GUGATAN dapat dibuat oleh Hakim atau Ketua Pengadilan pada waktu Penggugat datang menghadap ke Pengadilan Negeri yang lazim disebut dengan GUGATAN LISAN (Mondeling Vordering). Dengan demikian, dapat disimpulkan bahwa suatu gugatan dapat diajukan dengan 2 (dua) cara, yaitu:

  1. Secara tertulis, sebagaimana dimaksud dalam Pasal 118 ayat (1) HIR/Pasal 142 ayat (1) RBg, yang menyebutkan: “Gugatan-gugatan perdata dalam tingkat pertama yang menjadi wewenang pengadilan negeri dilakukan oleh penggugat atau oleh seseorang kuasanya yang diangkat menurut ketentuan-ketentuan dalam pasal 147, dengan suatu surat permohonan yang ditandatangani olehnya atau oleh kuasa tersebut dan disampaikan kepada ketua pengadilan negeri yang menguasai wilayah hukum tempat tinggal tegugat, atau jika tempat tinggalnya tidak diketahui di tempat tinggalnya yang sebenarnya”.
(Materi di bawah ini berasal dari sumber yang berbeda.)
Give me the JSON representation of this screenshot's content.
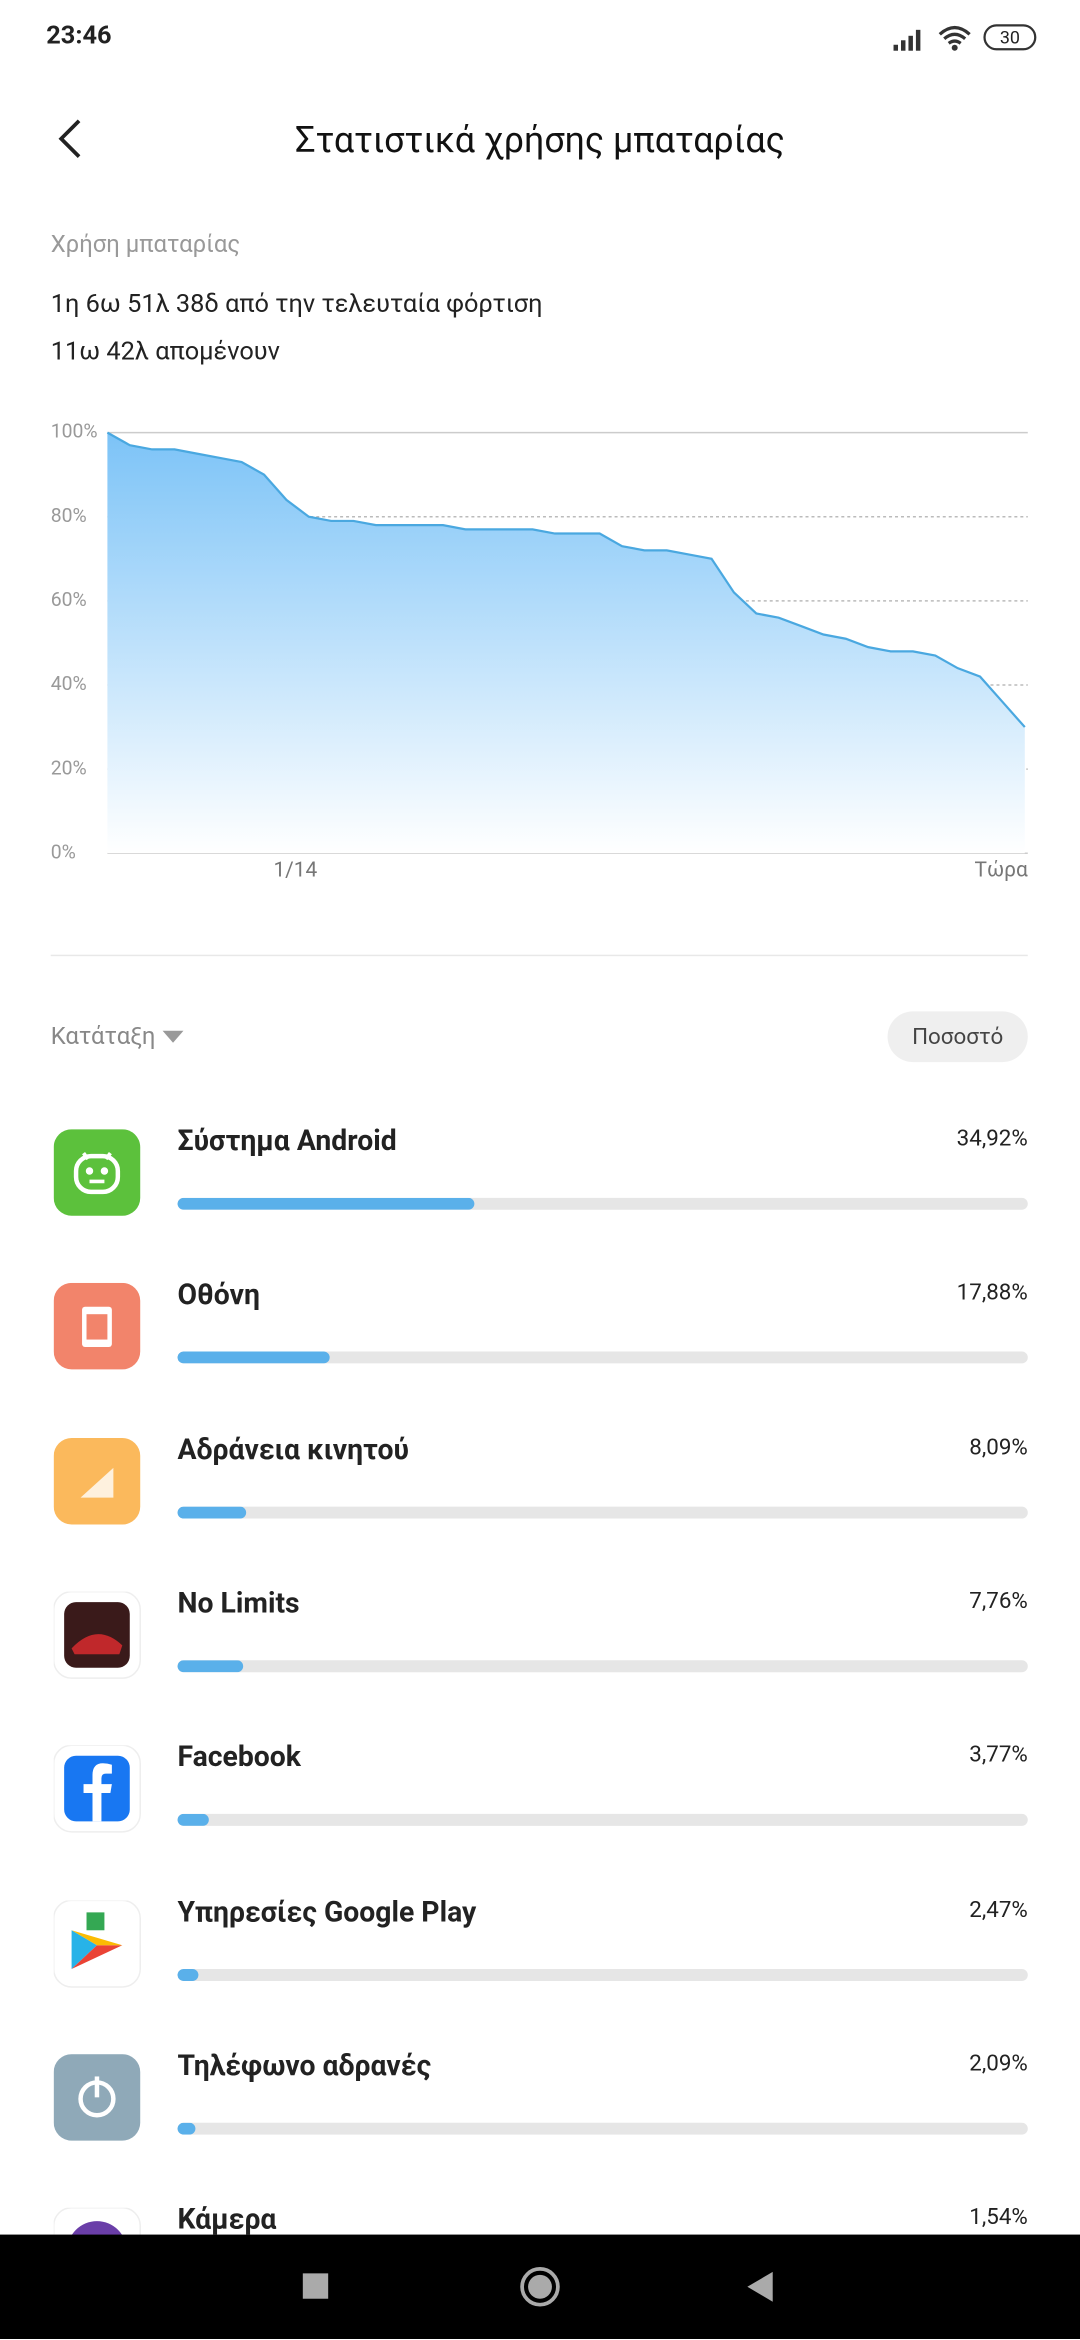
{
  "status_bar": {
    "time": "23:46",
    "battery": "30"
  },
  "header": {
    "title": "Στατιστικά χρήσης μπαταρίας"
  },
  "summary": {
    "label": "Χρήση μπαταρίας",
    "since_charge": "1η 6ω 51λ 38δ από την τελευταία φόρτιση",
    "remaining": "11ω 42λ απομένουν"
  },
  "chart_data": {
    "type": "area",
    "color": "#4aa8e0",
    "categories": [
      null,
      null,
      null,
      null,
      null,
      null,
      null,
      null,
      "1/14",
      null,
      null,
      null,
      null,
      null,
      null,
      null,
      null,
      null,
      null,
      null,
      null,
      null,
      null,
      null,
      null,
      null,
      null,
      null,
      null,
      null,
      null,
      null,
      null,
      null,
      null,
      null,
      null,
      null,
      null,
      null,
      null,
      "Τώρα"
    ],
    "values": [
      100,
      97,
      96,
      96,
      95,
      94,
      93,
      90,
      84,
      80,
      79,
      79,
      78,
      78,
      78,
      78,
      77,
      77,
      77,
      77,
      76,
      76,
      76,
      73,
      72,
      72,
      71,
      70,
      62,
      57,
      56,
      54,
      52,
      51,
      49,
      48,
      48,
      47,
      44,
      42,
      36,
      30
    ],
    "ylim": [
      0,
      100
    ],
    "yticks": [
      {
        "value": 0,
        "label": "0%"
      },
      {
        "value": 20,
        "label": "20%"
      },
      {
        "value": 40,
        "label": "40%"
      },
      {
        "value": 60,
        "label": "60%"
      },
      {
        "value": 80,
        "label": "80%"
      },
      {
        "value": 100,
        "label": "100%"
      }
    ],
    "grid": true
  },
  "sort": {
    "label": "Κατάταξη",
    "button": "Ποσοστό"
  },
  "apps": {
    "names": [
      "Σύστημα Android",
      "Οθόνη",
      "Αδράνεια κινητού",
      "No Limits",
      "Facebook",
      "Υπηρεσίες Google Play",
      "Τηλέφωνο αδρανές",
      "Κάμερα"
    ],
    "values": [
      34.92,
      17.88,
      8.09,
      7.76,
      3.77,
      2.47,
      2.09,
      1.54
    ],
    "value_labels": [
      "34,92%",
      "17,88%",
      "8,09%",
      "7,76%",
      "3,77%",
      "2,47%",
      "2,09%",
      "1,54%"
    ]
  }
}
  1. Secara lisan, sebagaimana dimaksud dalam Pasal 120 HIR/Pasal 144 ayat (i) RBg, yang diajukan kepada Ketua Pengadilan Negeri setempat berdasarkan ketentuan Pasal 118 het Herzine Indonesisch Reglement (HIR)/142 Rechtreglement voor de Buiten gewesten (RBg). Akan tetapi, sekarang Gugatan Lisan sudah tidak lazim diterapkan dalam proses peradilan perdata, bahkan berdasarkan Yurisprudensi (Putusan Pengadilan yang telah mempunyai kekuatan hukum tetap, inkracht van gewijsde) Nomor 369 K/Sip/1973 Tanggal 4 Desember 1975, dinyatakan bahwa “orang yang menerima kuasa tidak diperbolehkan mengajukan gugatan secara lisan”.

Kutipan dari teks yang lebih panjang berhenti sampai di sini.